At the close of World War I, the wartime prosperity which had been stimulated by Allied naval activity sharply diminished. Inflation brought about hoarding of silver coin to the point where it became difficult to carry on normal day-to-day commerce. As a precautionary measure, the Treasury in London agreed, in September 1918, that a supply of two and five shilling notes be prepared and sent to Malta to alleviate the coin shortage. £10,000 in 2 shilling notes and £20,000 in 5 shillings were printed by the firm of Thomas De La Rue. The plan was to introduce the small change notes through the banks, post office and dockyards.

As things worked out, the precautionary action proved unnecessary and the notes were never released into circulation. Surviving examples are few in number. All lack authenticating signatures.

An emergency issue of bank notes, authorized by the Ordnance of 20 November, 1918, consisted of 2 and 5 shilling notes. They were authorized to offset an anticipated coinage shortage which never fully developed. The notes were never issued, consequentially few examples remain. Those that survived do not have signatures. The notes were the product of the printing firm of Thomas De la Rue, in London.

In 1942, during World War II, stocks of the 2 shilling note were retrieved from storage, overprinted as 1 shilling notes, and placed into circulation.
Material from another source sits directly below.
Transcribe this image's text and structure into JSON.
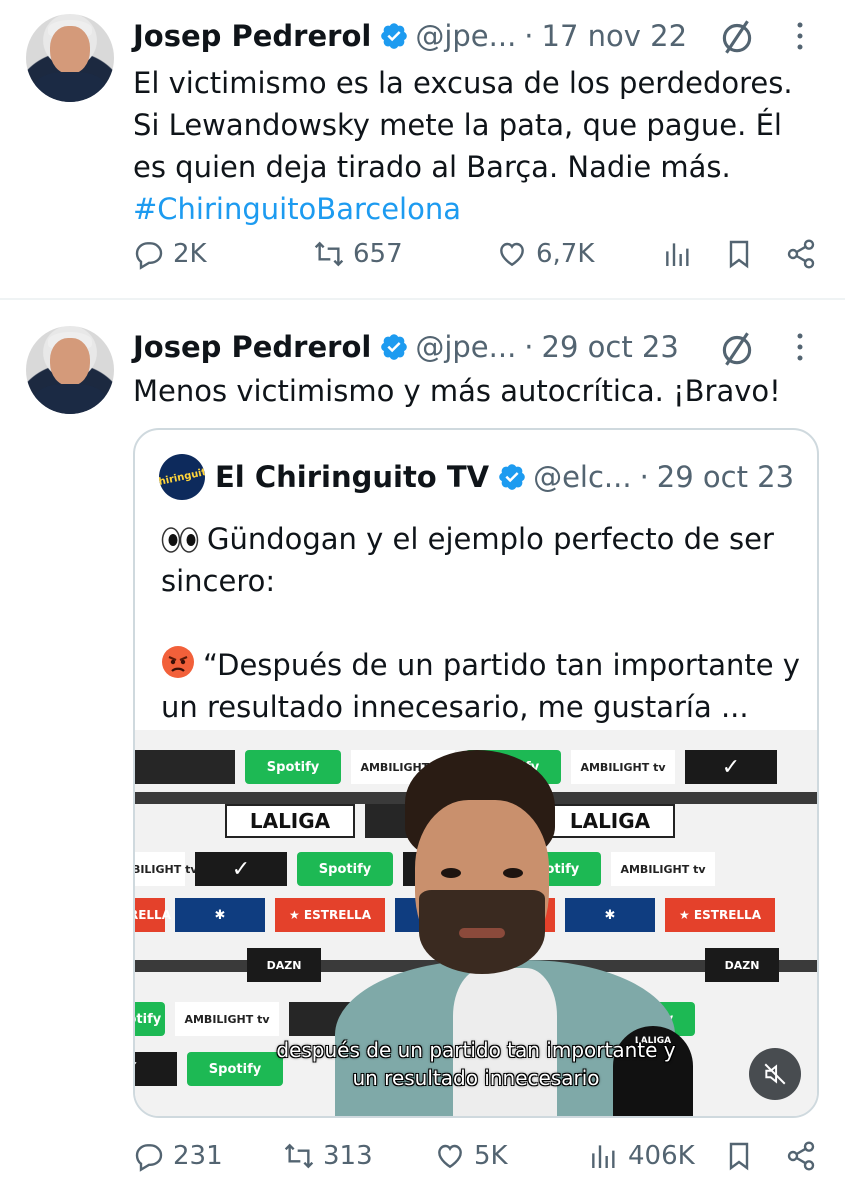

During the height of the Siege of Malta, an acute shortage of one shilling coins occurred. Since no one shilling notes had been initially authorized under the Paper Currency Ordnance of 1939, the government amended the act to include this denomination. Immediate delivery of the notes from England was impossible as the notes had yet to be printed. Fortunately, the old stock of 1918 two shilling notes, which had never been issued, had not been destroyed and were already available on the island.

Two shilling notes were overprinted as 1 shilling on the obverse and reverse, declared legal tender on 17 November 1942, and immediately placed into circulation. They were to circulate until the new 1 shilling notes could be printed in London and delivered to Malta. After the notes became available in April 1943, stocks of 1 shilling notes began to arrive as more ships entered Valletta due to the lifting of the siege. The old overprinted notes were then withdrawn, having served their purpose.

This particular note is quite interesting. Note the series A/1 low serial number of this note (A/1 00018). Now note the serial number on the illustration of the original 2 shilling note dated 1918: (A/1 00003). The two notes are only fifteen numbers apart!

Considering that at least 85,000 of these notes were issued, the extremely low number is, in itself, quite remarkable. Note number “18” begs the question: “At what point did serialization begin?” Was it with number “4”?, “5”?, “15”? Of course, we will probably never know; however the exercise does tell us something about the scarcity of the non-overprinted notes. It would appear that after overprinting, no more than seventeen notes remained in their original form.